I have a hearty (yet sad) chuckle every time the Ministry of Training, Colleges and Universities claims to have “increased” funding to universities.  This graph shows why.

### President’s Report

• In a textbook example of the word “coy”, Gertler hinted that the deal reached with the Ministry of Training, Colleges and Universities (MCTU) regarding “differentation” was a good one.  There were two main outcomes expected of the differentiation process: either the MCTU would maintain the status quo, which is already preferential to U of T, or the MCTU would move towards an Oxbridge-type model where U of T would be even more preferred in the hopes of being able to compete better internationally as a research university.  With only hints to go off, I really have no idea, though my money is on the Oxbridge outcome.

• Why all the coyness?  MCTU is still negotiating with other institutions, so if U of T got a really good deal, we don’t want to be telling everyone else about it.  As mentioned before, both of the most likely deals are good.

• There’s a new federal minister for Science and Innovation, Ed Holder.  Apparently people we know at Western are good friends with him, so prospects for back-room lobbying are good.

• U of T has signed onto the Heifei Statement on the Ten Characteristics of Contemporary Research Universities.  Basically, we’ve joined an international elite university club, which is nice.

### The Budget Presentation

• Scott Mabury (U of T VP University Operations) gave the budget presentation (a presentation I have now seen three times).  As a chemistry professor, he likes to use the phrase “delta” instead of “annual change”, giving me “pleasant” flashbacks to my homework.  That being said, U of T governance is a good example of the second law of thermodynamics, so I’m glad that a chem guy is running the show.  I’d imagine that if a physics professor was VP University Operations, the budget presentation would start out with “First, we assumed that the University of Toronto was a sphere…” (If you don’t get the joke, check this link.)

• Any actual descriptions of the budget report are best saved for another time, so I’m just going to describe some of the discussion that happened.

• The GSU gave a speech about post-residency fees.  Basically, the deal is this–after your fourth or fifth year of doing a PhD, you no longer have courses, so it used to be the case that you’d pay less tuition.  However, this is no longer the case, partially because the government stops giving the university money for grad students after they’ve been there for 5 years.  It would be fair to reinstate the post-residency tuition discount, but sadly, U of T is not known for having extra money lying around.

• One of the big problems with not having a post-residency fee discount is that it turns people off from coming here for grad school.  U of T is currently not meeting some of its targets for grad enrollment, so this is a real concern.

• Another problem for grad students is that U of T’s funding packages aren’t inflation adjusted, meaning that the value of grad funding declines in real terms every year.

• The University seems to mostly want to solve the post-residency fee problem by reducing time to completion for grad students.  There was a review of this problem at some point, apparently.

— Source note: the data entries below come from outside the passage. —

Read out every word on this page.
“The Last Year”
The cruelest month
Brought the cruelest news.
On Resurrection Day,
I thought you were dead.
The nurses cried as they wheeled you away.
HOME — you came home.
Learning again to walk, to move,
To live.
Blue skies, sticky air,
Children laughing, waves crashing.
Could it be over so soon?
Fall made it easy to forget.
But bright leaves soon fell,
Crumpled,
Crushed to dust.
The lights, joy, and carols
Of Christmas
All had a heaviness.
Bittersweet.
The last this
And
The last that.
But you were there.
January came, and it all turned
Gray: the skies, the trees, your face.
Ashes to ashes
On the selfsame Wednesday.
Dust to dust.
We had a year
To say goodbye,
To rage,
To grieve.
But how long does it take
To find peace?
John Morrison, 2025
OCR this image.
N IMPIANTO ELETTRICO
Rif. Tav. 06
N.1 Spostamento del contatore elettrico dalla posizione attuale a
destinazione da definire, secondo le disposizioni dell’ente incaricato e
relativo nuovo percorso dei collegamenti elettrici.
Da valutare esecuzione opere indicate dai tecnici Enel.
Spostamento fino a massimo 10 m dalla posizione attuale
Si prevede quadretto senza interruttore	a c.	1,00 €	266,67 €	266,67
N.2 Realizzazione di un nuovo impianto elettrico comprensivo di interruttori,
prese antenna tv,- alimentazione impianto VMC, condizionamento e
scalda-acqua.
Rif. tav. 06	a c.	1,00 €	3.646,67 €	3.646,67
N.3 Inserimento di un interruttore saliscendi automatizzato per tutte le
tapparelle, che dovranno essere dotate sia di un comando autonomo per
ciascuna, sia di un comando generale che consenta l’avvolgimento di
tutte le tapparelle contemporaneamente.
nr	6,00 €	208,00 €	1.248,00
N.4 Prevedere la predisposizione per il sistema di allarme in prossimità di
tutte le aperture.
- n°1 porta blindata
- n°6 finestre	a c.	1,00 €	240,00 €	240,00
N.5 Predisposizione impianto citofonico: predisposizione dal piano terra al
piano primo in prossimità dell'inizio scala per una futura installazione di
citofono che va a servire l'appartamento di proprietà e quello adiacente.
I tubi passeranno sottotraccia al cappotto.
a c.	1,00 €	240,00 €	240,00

• UTMSU also gave a speech, raising some concerns with the steep increase in international tuition fees (10% for incoming students and 5% for current students).  They raised the concern that the ~$825 increase due to loss of cost recovery grants from the province due to budget cuts will be completely borne by students. • UTMSU also argued that since International students add$3 billion to the economy, so it’s fair to ask for a greater contribution from the university and province.

• The motion to accept the budget passed.  No surprise there…

### The Epic Tuition Vote

• Passed.  I think a couple of the student governors voted against it.  I’m actually coming round to the idea of voting against tuition as form of protest, if only to break up the monotony of everything passing unanimously.

### The Downsview Book Storage Facility

• Pretty sure there was no discussion on this one.  UofT saves money by storing books that are seldom read at a magical warehouse at Downsview (you can request them to be sent to one of the libraries).  Seeing as more people are not reading books, they’ve made this bliss-box for bibliophiles bigger.

• When they built Robarts, they didn’t want undergrads to be able to go up to the stacks at first.  This decision was met with massive protest from students, and was quickly overturned.  Reasoning?  They thought the books would be too heavily used by undergrads to keep the collections sorted and in good condition.  Things done changed.